Sur le grand tableau blanc qui trône à l’entrée de la salle est dessinée une courbe dans un repère orthonormé. « Aujourd’hui, on va revoir la fonction exponentielle », annonce Niousha Shahidi, professeure associée en analyse des données à l’EDC Paris Business School. « C’est une fonction sympathique car elle est croissante et croît super vite. » Depuis trois ans, cette docteure en mathématiques appliquées est réquisitionnée une semaine complète, avant chaque rentrée, pour donner des cours de remise à niveau à tous les étudiants volontaires du programme « Grande école ». Ce vendredi matin, elle encadre un petit groupe de douze élèves. « On ne cherche pas à faire d’eux des top matheux, assure Ahmed Dammak, le directeur des programmes de l’EDC. Mais les matières quantitatives abordées – statistique, finance, comptabilité – exigent quand même un minimum de connaissances mathématiques. »
Or, depuis la réforme du baccalauréat en 2019, le compte n’y est clairement pas. « On a supprimé les mathématiques du tronc commun en première et terminale pour ne garder qu’un cursus de maths pour les scientifiques », rappelle Mélanie Guénais, maîtresse de conférences à l’université Paris-Saclay et vice-présidente de la Société mathématique de France.
Il y a bien eu rétropédalage à la rentrée 2023 : désormais, tous les élèves ont à nouveau un enseignement dans cette discipline jusqu’en fin de première, à raison d’une heure et demie par semaine pour les lycéens n’ayant pas choisi la spécialité mathématiques.
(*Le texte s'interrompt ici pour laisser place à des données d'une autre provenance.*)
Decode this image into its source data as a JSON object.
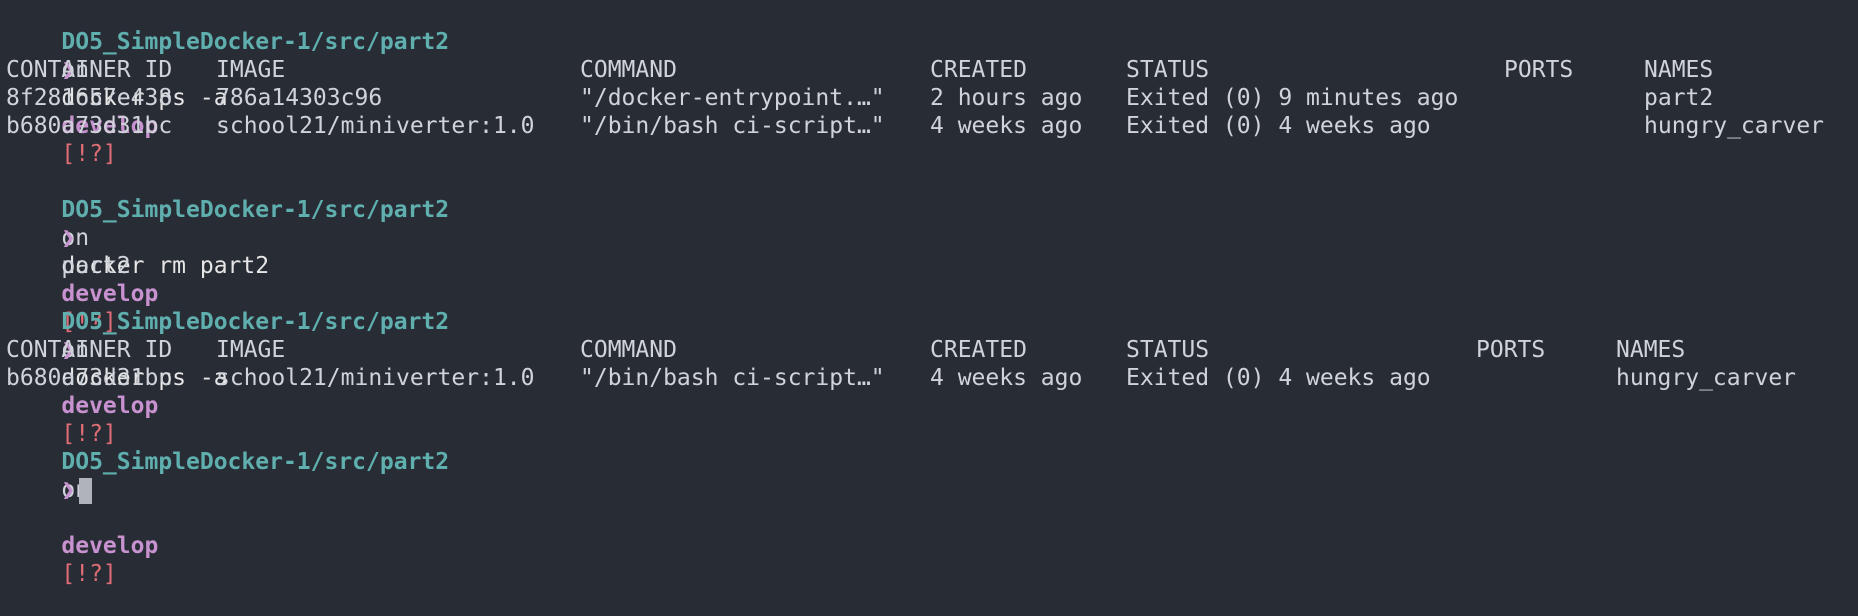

Ces trois dernières années néanmoins, une grande partie des élèves n’ont plus eu du tout d’enseignement de maths après la seconde. C’était le cas d’une grande partie des élèves à profil sciences économiques et sociales (ES).
D’après une note publiée en février par le Collectif maths & sciences, plus de la moitié d’entre eux n’a plus suivi de cours de maths en première depuis la réforme, et le nombre d’élèves associant un enseignement de maths avec les sciences économiques et sociales avait baissé de 38 %. En terminale, l’effectif des élèves à profil ES était resté stable, à environ 130 000. Mais alors qu’avant 2019 tous les élèves suivaient au moins quatre heures d’enseignement de maths par semaine, ils n’étaient plus que 44 000 à en bénéficier en 2021, soit une baisse de 67 %. « Aujourd’hui, on dit aux élèves : choisissez ce que vous voulez, témoigne Mélanie Guénais. Mais on oublie que les maths sont une brique indispensable dans beaucoup de cursus du supérieur. » Résultat : entre la première et la terminale, près d’un élève sur deux a abandonné complètement les maths.